I have a routine when it comes to wanking. 90% of the time I do it last thing at night, without dragging it out, because it’s a surefire way of getting a good night’s sleep. The remaining 10% of the time I do it first thing in the morning, because I’m awake, and, well, I’m only a bit late, so far.
My turn ons too don’t vary much. I keep a massive stack of erotica by the bed and I dip in and out of different stuff, depending on my mood. Often, I get stuck on a particular book, or even a particular scene in a book, for weeks at a time. I’ll read said scene over and over, book in one hand, vibrator in the other, until I’m pretty damn close.
And when I’m close, I inevitably drop the book. Often, at that point, I can reach orgasm without thinking about anything much at all – if my mind does wander, it’s usually to the faceless stranger that I lost my virginity too, and the way he bent me over in a carpark and fucked me like I was a complete slut.

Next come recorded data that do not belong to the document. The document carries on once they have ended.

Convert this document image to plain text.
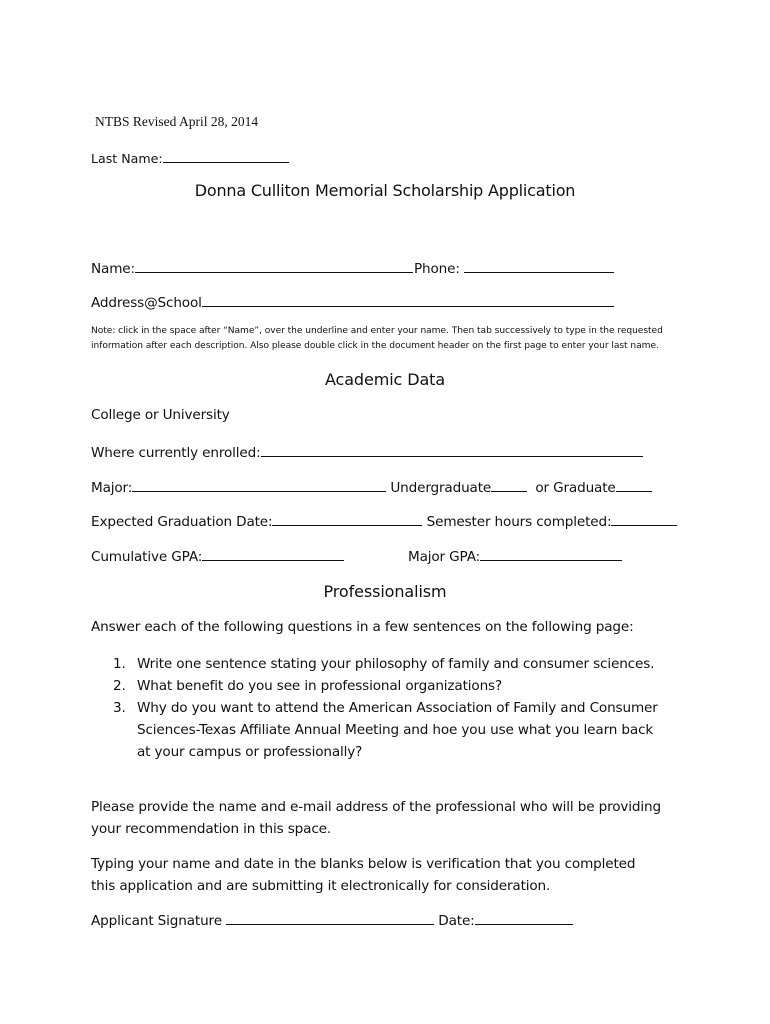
NTBS Revised April 28, 2014
Last Name:
Donna Culliton Memorial Scholarship Application
Name:	Phone:
Address@School
Note: click in the space after “Name”, over the underline and enter your name. Then tab successively to type in the requested information after each description. Also please double click in the document header on the first page to enter your last name.
Academic Data
College or University
Where currently enrolled:
Major:	Undergraduate	or Graduate
Expected Graduation Date:	Semester hours completed:
Cumulative GPA:	Major GPA:
Professionalism
Answer each of the following questions in a few sentences on the following page:
1. Write one sentence stating your philosophy of family and consumer sciences.
2. What benefit do you see in professional organizations?
3. Why do you want to attend the American Association of Family and Consumer Sciences-Texas Affiliate Annual Meeting and hoe you use what you learn back at your campus or professionally?
Please provide the name and e-mail address of the professional who will be providing your recommendation in this space.
Typing your name and date in the blanks below is verification that you completed this application and are submitting it electronically for consideration.
Applicant Signature	Date:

Recently though, my mind has started wandering to the boy, which is fine mid-wank, but which always leaves me slightly uneasy afterwards. Not because the scenarios he conjures up aren’t hot: I’ve blogged about a few of them here, but obviously there are others too, like the first time we tried anal, the time he disproved my underwear theory, and even our first date.
I’ve read a fair few blog posts recently where girls have been lamenting the fact that guys are so good at avoiding / hiding emotion, while they themselves are such an open book. Maybe that’s why this post isn’t out there for the whole world to see: right now I’m feeling pretty vulnerable and I don’t want him to know that he’s in my bed even though he isn’t.